All of this is to say, Sea Change was Beck’s post-9/11 vibe shift. The genius for elaborate arrangement and lush instrumentation was still there, but the genre was country and folk. It was as if Beck saw that memorable Volkwagen Cabrio ad, featuring Nick Drake’s song, “Pink Moon,” and decided he could top it.

Where the previous album had been all artifice, this was straightforward melancholy, mourning, and sadness. Sample lyrics, from “Guess I’m Doing Fine”:

There’s a blue bird at my window
I can’t hear the songs he sings
All the jewels in heaven
They don’t look the same to me
I just wade the tides that turned
Till I learn to leave the past behind
It’s only lies that I’m living
It’s only tears that I’m crying
It’s only you that I’m losing
Guess I’m doing fine.

At times throughout his career, Beck has revealed his fascination with and debt to David Bowie. But trying to get on top of Bowie’s biggest ideas has tended to diminish Beck. Sea Change’s open-hearted intimacy fits this artist best. The songs could be performed with orchestral backing, but they were built around simple folk patterns. Many of the songs were most effective just picked at. Here’s “Lost Cause”:

Musically, the most effective piece on the album was “Paper Tiger.” There are some familiar folk-Beck images in the lyrics: stray dogs, broken diamonds, and deserts. But the lush string arrangements that threaten to take the song away are held down by the prowling of a clean electric-guitar sound and an unforgettably sensuous, longing bass line. The album works because it traverses back and forth between the spare and simple songs such as “Already Dead” to tunes like “Little One” that reach for magnificence in their view of heartbreak as total shipwreck.
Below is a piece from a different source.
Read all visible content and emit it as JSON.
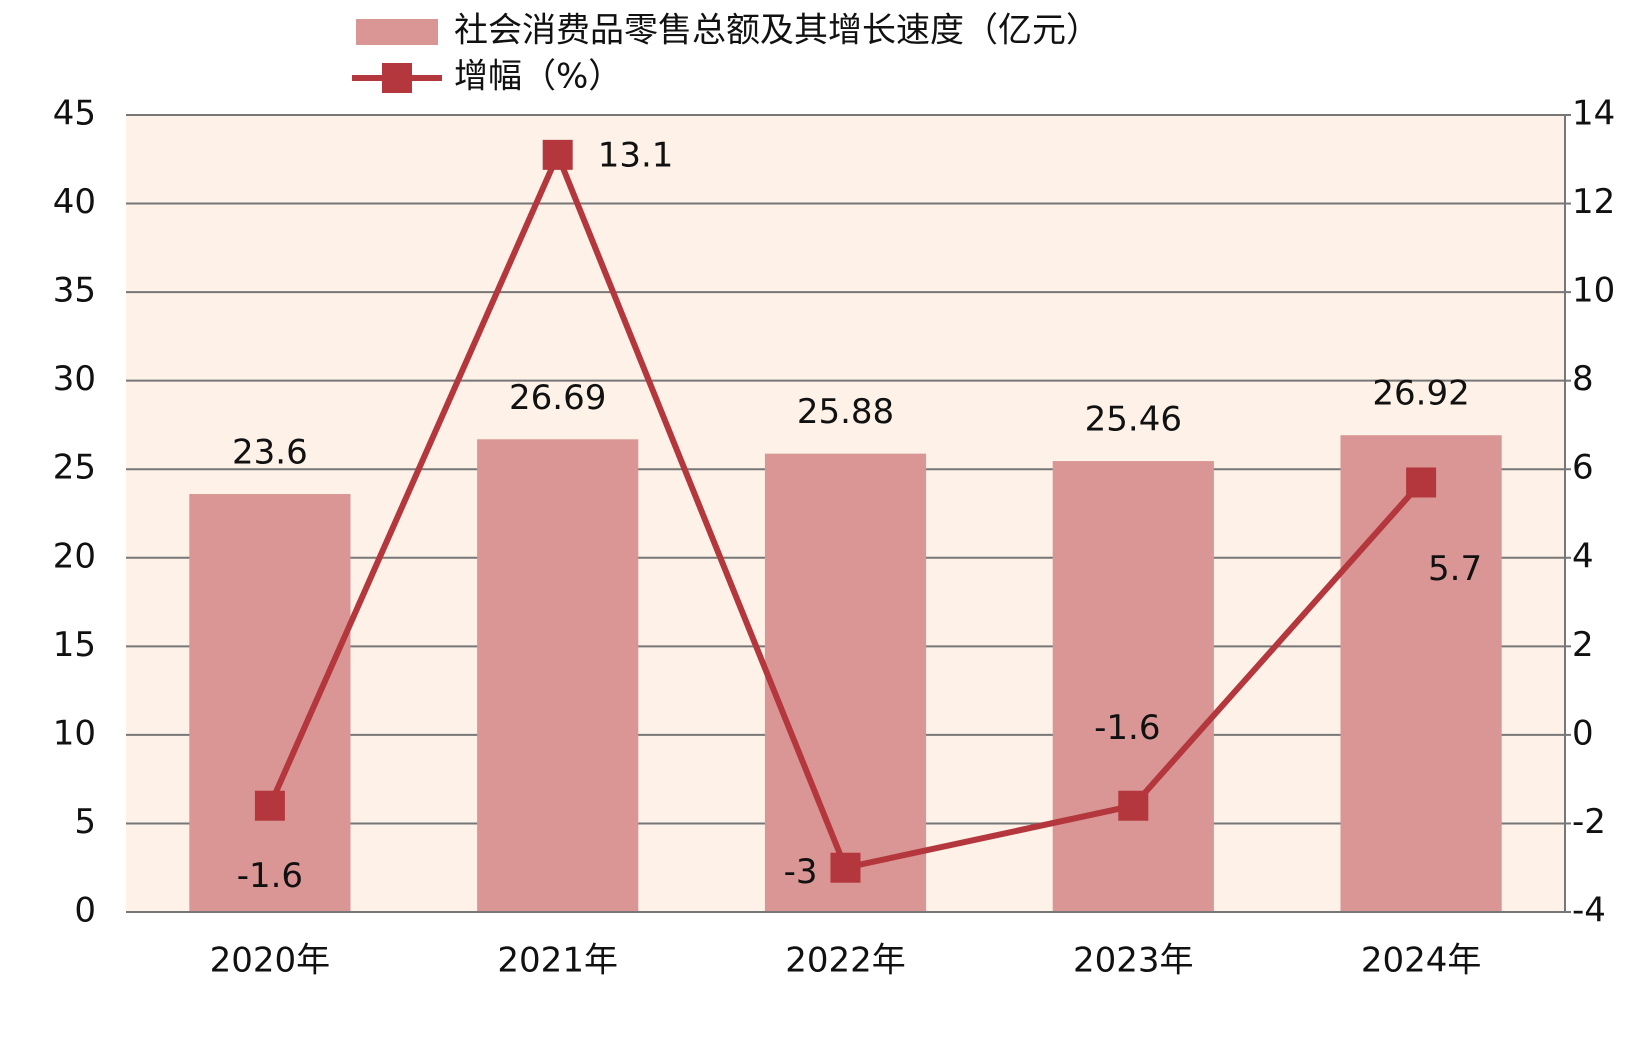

The album, produced by Nigel Godrich, was received deliriously by most critics, and it became an audiophile classic. It is best heard in the rare experimental formats that were vying to replace CDs — including Super Audio CDs and even a surround-sound DVD-audio mix that was made for the small niche of 5.1 home theater aficionados of the time. An audiophile-grade vinyl album now trades for hundreds of dollars on the secondary market.

On a personal note, this album could have ruined my young love life had it come out before I patched things up with my girlfriend at the time. Sea Change reflected a change in life for me, from the halcyon days of my teenage years in the 1990s to something more rotten and uncertain in the new millennium. I put the album on my Rio Riot MP3 player and used a cassette adapter to play it in the 1992 Saturn SL2. I’d open up the sunroof, make a left turn and watch the water that had leaked into the car from that sunroof spray out of the side window. Driving up and down the Taconic State Parkway late at night during an Indian summer, I would simply luxuriate in its melancholy and sadness. Lonesomeness at the right age can feel like its own adventure. The dark chasm inside the human heart can feel sublime. Longing and the possibility of loss give a kind of dignity to even the desires of a young fool, as I was then. Sea Change maps this terrain beautifully, and for 20 years, every so often, I go exploring in it again.